Memorial outside Clark Air Base in the Philippines marks inception of Japanese kamikaze
Stars and Stripes May 4, 2023
CLARK AIR BASE, Philippines — Cars, trucks and motorcycles buzz along a road outside this Philippine air force installation, once the domain of the U.S. Air Force and the Imperial Japanese Navy.
U.S. F-16 Fighting Falcons recently roared overhead on their way to Cope Thunder, a series of drills by the U.S. and Philippine militaries.
Nearly 80 years ago, the fighters flying here belonged to imperial Japan, and some were on a one-way attempt to turn back an Allied fleet moving to expel the Japanese from the Philippines.
A roadside memorial near Clark’s Mabalacat gate reminds visitors that pilots on suicide missions took off nearby from “the very first Japanese Kamikaze Airfield,” Mabalacat East.
“The people of Mabalacat were innocent victims caught in a senseless war between foreign powers for world supremacy,” a plaque on the memorial states. “The cause and demise of the Kamikaze pilots is an important part of a liberative struggle of the Mabalaquenas and the entire Filipino nation to unchain the fetters that bind them.”
Japanese forces captured Clark — then a U.S. Army Air Corps base — in January 1942 and turned it into a major hub for Japanese air operations.
The first kamikaze attack from Mabalacat took place at 7:25 a.m. Oct. 25, 1944, when flight leader Lt. Yukio Seki flew his plane into the Casablanca-class escort carrier USS St. Lo near Samar Island. The carrier sank within 20 minutes.

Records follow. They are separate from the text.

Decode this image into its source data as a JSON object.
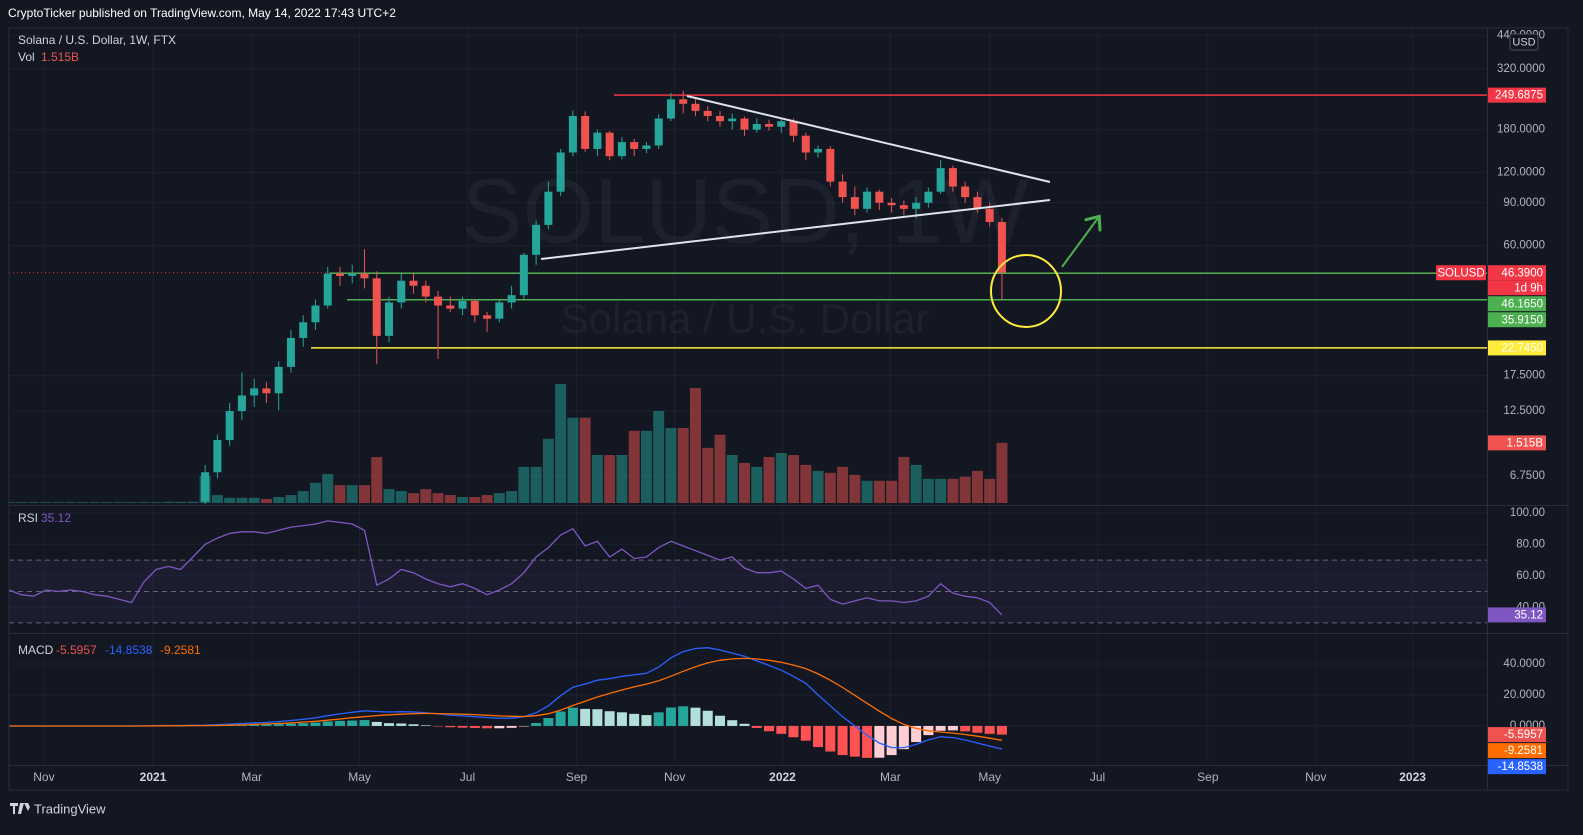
{
  "header": {
    "publisher": "CryptoTicker published on TradingView.com, May 14, 2022 17:43 UTC+2",
    "logo": "TradingView"
  },
  "chart_data": [
    {
      "type": "candlestick",
      "title": "Solana / U.S. Dollar, 1W, FTX",
      "watermark": "SOLUSD, 1W",
      "watermark_subtitle": "Solana / U.S. Dollar",
      "currency": "USD",
      "log_scale": true,
      "grid": true,
      "xlim": [
        0,
        120
      ],
      "xticks": [
        {
          "value": 2.85,
          "label": "Nov"
        },
        {
          "value": 11.75,
          "label": "2021"
        },
        {
          "value": 19.8,
          "label": "Mar"
        },
        {
          "value": 28.6,
          "label": "May"
        },
        {
          "value": 37.4,
          "label": "Jul"
        },
        {
          "value": 46.3,
          "label": "Sep"
        },
        {
          "value": 54.3,
          "label": "Nov"
        },
        {
          "value": 63.1,
          "label": "2022"
        },
        {
          "value": 71.9,
          "label": "Mar"
        },
        {
          "value": 80.0,
          "label": "May"
        },
        {
          "value": 88.8,
          "label": "Jul"
        },
        {
          "value": 97.8,
          "label": "Sep"
        },
        {
          "value": 106.6,
          "label": "Nov"
        },
        {
          "value": 114.5,
          "label": "2023"
        }
      ],
      "ylim": [
        5.23,
        463
      ],
      "yticks": [
        {
          "value": 440,
          "label": "440.0000"
        },
        {
          "value": 320,
          "label": "320.0000"
        },
        {
          "value": 180,
          "label": "180.0000"
        },
        {
          "value": 120,
          "label": "120.0000"
        },
        {
          "value": 90,
          "label": "90.0000"
        },
        {
          "value": 60,
          "label": "60.0000"
        },
        {
          "value": 17.5,
          "label": "17.5000"
        },
        {
          "value": 12.5,
          "label": "12.5000"
        },
        {
          "value": 6.75,
          "label": "6.7500"
        }
      ],
      "up_color": "#26a69a",
      "down_color": "#ef5350",
      "open": [
        null,
        null,
        null,
        null,
        null,
        null,
        null,
        null,
        null,
        null,
        null,
        null,
        null,
        null,
        null,
        null,
        5.3,
        7.0,
        9.5,
        12.5,
        14.5,
        15.5,
        14.8,
        19,
        25,
        29,
        34,
        46,
        45,
        46,
        44,
        25.5,
        35,
        43,
        41,
        37,
        34,
        33,
        35.5,
        31,
        30,
        35,
        37.5,
        55,
        73,
        100,
        145,
        205,
        150,
        175,
        140,
        160,
        150,
        155,
        200,
        240,
        230,
        215,
        205,
        195,
        200,
        180,
        190,
        185,
        195,
        170,
        145,
        150,
        110,
        95,
        85,
        100,
        90,
        88,
        85,
        90,
        100,
        125,
        105,
        95,
        85,
        75
      ],
      "high": [
        null,
        null,
        null,
        null,
        null,
        null,
        null,
        null,
        null,
        null,
        null,
        null,
        null,
        null,
        null,
        null,
        7.5,
        10,
        13.5,
        18,
        17,
        16.5,
        20,
        27,
        31,
        36,
        49,
        49,
        50,
        58,
        47,
        37,
        46,
        46,
        43,
        39,
        37,
        37,
        36,
        32,
        36,
        41,
        56,
        76,
        110,
        150,
        216,
        214,
        180,
        178,
        168,
        165,
        160,
        208,
        255,
        260,
        240,
        225,
        215,
        210,
        204,
        200,
        198,
        202,
        200,
        175,
        155,
        154,
        118,
        105,
        104,
        102,
        94,
        92,
        95,
        104,
        135,
        128,
        110,
        100,
        90,
        78
      ],
      "low": [
        null,
        null,
        null,
        null,
        null,
        null,
        null,
        null,
        null,
        null,
        null,
        null,
        null,
        null,
        null,
        null,
        5.0,
        6.6,
        9,
        11.5,
        13,
        13.5,
        12.6,
        18,
        23,
        27,
        33,
        41,
        42,
        40,
        19.5,
        24,
        33,
        38,
        35,
        20.5,
        32,
        31,
        29,
        26.5,
        29,
        33,
        36,
        50,
        70,
        96,
        140,
        146,
        140,
        135,
        136,
        140,
        144,
        150,
        195,
        210,
        205,
        195,
        185,
        180,
        170,
        175,
        178,
        175,
        160,
        135,
        138,
        105,
        90,
        80,
        82,
        84,
        82,
        80,
        78,
        86,
        98,
        100,
        90,
        82,
        72,
        36
      ],
      "close": [
        null,
        null,
        null,
        null,
        null,
        null,
        null,
        null,
        null,
        null,
        null,
        null,
        null,
        null,
        null,
        null,
        7.0,
        9.5,
        12.5,
        14.5,
        15.5,
        14.8,
        19,
        25,
        29,
        34,
        46,
        45,
        46,
        44,
        25.5,
        35,
        43,
        41,
        37,
        34,
        33,
        35.5,
        31,
        30,
        35,
        37.5,
        55,
        73,
        100,
        145,
        205,
        150,
        175,
        140,
        160,
        150,
        155,
        200,
        240,
        230,
        215,
        205,
        195,
        200,
        180,
        190,
        185,
        195,
        170,
        145,
        150,
        110,
        95,
        85,
        100,
        90,
        88,
        85,
        90,
        100,
        125,
        105,
        95,
        85,
        75,
        46.39
      ],
      "last_price": {
        "symbol": "SOLUSD",
        "value": 46.39,
        "label": "46.3900",
        "countdown": "1d 9h",
        "color": "#f23645"
      },
      "levels": [
        {
          "value": 249.6875,
          "label": "249.6875",
          "color": "#f23645"
        },
        {
          "value": 46.165,
          "label": "46.1650",
          "color": "#4caf50"
        },
        {
          "value": 35.915,
          "label": "35.9150",
          "color": "#4caf50"
        },
        {
          "value": 22.745,
          "label": "22.7450",
          "color": "#ffeb3b"
        }
      ],
      "volume": {
        "name": "Vol",
        "values": [
          0.02,
          0.02,
          0.02,
          0.02,
          0.02,
          0.02,
          0.02,
          0.02,
          0.02,
          0.02,
          0.02,
          0.02,
          0.02,
          0.03,
          0.03,
          0.03,
          0.68,
          0.2,
          0.13,
          0.13,
          0.13,
          0.1,
          0.15,
          0.2,
          0.3,
          0.51,
          0.73,
          0.45,
          0.45,
          0.45,
          1.16,
          0.35,
          0.3,
          0.25,
          0.35,
          0.25,
          0.2,
          0.15,
          0.15,
          0.2,
          0.25,
          0.3,
          0.91,
          0.91,
          1.62,
          3.0,
          2.15,
          2.15,
          1.21,
          1.21,
          1.21,
          1.82,
          1.82,
          2.32,
          1.89,
          1.89,
          2.9,
          1.39,
          1.72,
          1.21,
          1.01,
          0.91,
          1.16,
          1.26,
          1.21,
          0.96,
          0.81,
          0.76,
          0.91,
          0.71,
          0.56,
          0.56,
          0.56,
          1.16,
          0.96,
          0.61,
          0.61,
          0.61,
          0.66,
          0.81,
          0.61,
          1.515
        ],
        "last_label": "1.515B"
      }
    },
    {
      "type": "line",
      "name": "RSI",
      "color": "#7e57c2",
      "grid": true,
      "ylim": [
        25.5,
        100
      ],
      "yticks": [
        {
          "value": 100,
          "label": "100.00"
        },
        {
          "value": 80,
          "label": "80.00"
        },
        {
          "value": 60,
          "label": "60.00"
        },
        {
          "value": 40,
          "label": "40.00"
        }
      ],
      "band_lines": [
        70,
        50,
        30
      ],
      "values": [
        51,
        48,
        47,
        51,
        50,
        51,
        50,
        48,
        47,
        45,
        43,
        56,
        64,
        66,
        64,
        72,
        80,
        84,
        87,
        88,
        88,
        87,
        89,
        91,
        92,
        93,
        95,
        94,
        93,
        89,
        54,
        58,
        64,
        62,
        58,
        55,
        53,
        55,
        52,
        48,
        51,
        55,
        62,
        72,
        78,
        86,
        90,
        79,
        82,
        72,
        77,
        71,
        72,
        78,
        82,
        79,
        76,
        73,
        70,
        72,
        65,
        62,
        62,
        63,
        58,
        52,
        54,
        45,
        42,
        44,
        46,
        44,
        44,
        43,
        44,
        47,
        55,
        49,
        47,
        46,
        43,
        35.12
      ]
    },
    {
      "type": "macd",
      "name": "MACD",
      "grid": true,
      "ylim": [
        -25.2,
        58.7
      ],
      "yticks": [
        {
          "value": 40,
          "label": "40.0000"
        },
        {
          "value": 20,
          "label": "20.0000"
        },
        {
          "value": 0,
          "label": "0.0000"
        }
      ],
      "histogram": {
        "colors": [
          "#26a69a",
          "#b2dfdb",
          "#ffcdd2",
          "#ff5252"
        ],
        "values": [
          0,
          0,
          0,
          0,
          0,
          0,
          0,
          0,
          0,
          0,
          0,
          0.1,
          0.1,
          0.2,
          0.1,
          0.2,
          0.3,
          0.5,
          0.7,
          0.9,
          1.0,
          1.0,
          1.2,
          1.5,
          1.8,
          2.2,
          2.9,
          3.3,
          3.5,
          3.8,
          2.6,
          1.8,
          1.6,
          1.1,
          0.4,
          -0.2,
          -0.8,
          -1.1,
          -1.3,
          -1.5,
          -1.5,
          -1.2,
          -0.1,
          1.9,
          5.1,
          9.3,
          11.8,
          11,
          10.8,
          9.5,
          8.8,
          7.8,
          7,
          8.8,
          11.9,
          12.7,
          11.8,
          9.8,
          6.6,
          3.7,
          1.4,
          -1.3,
          -3.4,
          -5.1,
          -7.3,
          -9.5,
          -13.6,
          -16.5,
          -18.8,
          -19.8,
          -20.6,
          -20.5,
          -18.8,
          -15,
          -10.4,
          -5.9,
          -3.1,
          -2.9,
          -3.5,
          -4.4,
          -5.1,
          -5.5957
        ]
      },
      "macd": {
        "color": "#2962ff",
        "values": [
          0,
          0,
          0,
          0,
          0,
          0,
          0,
          0,
          0,
          0,
          0,
          0.1,
          0.2,
          0.3,
          0.3,
          0.4,
          0.5,
          0.8,
          1.2,
          1.6,
          2.0,
          2.3,
          2.8,
          3.5,
          4.3,
          5.2,
          6.6,
          7.8,
          8.8,
          9.8,
          9.3,
          9.0,
          9.2,
          9.0,
          8.5,
          7.8,
          7.0,
          6.5,
          6.0,
          5.4,
          5.0,
          5.0,
          6.0,
          8.5,
          13,
          19.5,
          25,
          27,
          29.5,
          30.5,
          32,
          33,
          34,
          38,
          44,
          48,
          50,
          50.5,
          49,
          47,
          45,
          42,
          39,
          36,
          32,
          27.5,
          20,
          13,
          6,
          0,
          -6,
          -11,
          -14,
          -14,
          -12,
          -9,
          -7,
          -7.5,
          -9,
          -11,
          -13,
          -14.8538
        ]
      },
      "signal": {
        "color": "#ff6d00",
        "values": [
          0,
          0,
          0,
          0,
          0,
          0,
          0,
          0,
          0,
          0,
          0,
          0,
          0.1,
          0.1,
          0.2,
          0.2,
          0.2,
          0.3,
          0.5,
          0.7,
          1.0,
          1.3,
          1.6,
          2.0,
          2.5,
          3.0,
          3.7,
          4.5,
          5.3,
          6.0,
          6.7,
          7.2,
          7.6,
          7.9,
          8.1,
          8.0,
          7.8,
          7.6,
          7.3,
          6.9,
          6.5,
          6.2,
          6.1,
          6.6,
          7.9,
          10.2,
          13.2,
          16,
          18.7,
          21,
          23.2,
          25.2,
          27,
          29.2,
          32.1,
          35.3,
          38.2,
          40.7,
          42.4,
          43.3,
          43.6,
          43.3,
          42.4,
          41.1,
          39.3,
          37,
          33.6,
          29.5,
          24.8,
          19.8,
          14.6,
          9.5,
          4.8,
          1,
          -1.6,
          -3.1,
          -3.9,
          -4.6,
          -5.5,
          -6.6,
          -7.9,
          -9.2581
        ]
      }
    }
  ]
}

Kamikaze attacks from Mabalacat also damaged the carriers USS Kalinin Bay, USS Kitkun Bay, USS Sangamon, USS Santee, USS Suwannee and USS White Plains, according to the plaque.
Vice Adm. Takijiro Onishi is credited with creating the kamikaze unit at the base with 23 volunteers from the 301st Air Fleet under Capt. Sakae Yamamoto.
The first kamikaze group, led by Seki, was called the Shinpu Special Attack Corps and was divided into four units: Shikishima, Yamato, Asahi and Yamazakura, according to the plaque.
Chief Warrant Officer Hiroyoshi Nishizawa, a Japanese fighter ace, reported the first mission’s success to Lt. Cmdr. Tadashi Nakajima at Cebu. Nakajima’s 201st Air Group carried out the first kamikaze attacks, according to the U.S. Naval Institute.
Despite their repeated and costly attacks, the kamikaze did not turn back the Allied fleets and the Japanese were expelled from the Philippines and eventually defeated at home.
Japanese fighter jets — a pair of Japanese F-15J Eagles — returned to Clark and the Philippines in December for the first time since World War II.
The roadside memorial in Mabalacat city, 56 miles north of Manila, occupies a site along the central frontage of the former Japanese airfield. It consists of a large torii gate, commonly found at the entrances to Shinto shrines, a statue of a Japanese pilot and a wall engraved with Japan’s rising sun flag and the Philippines’ national flag.
It was built “not for the glorification of the kamikaze but rather for the promotion of goodwill, peace and friendship among the nations,” the plaque states.
The memorial, according to the plaque, aims to remind visitors that the kamikaze phenomenon should never happen again.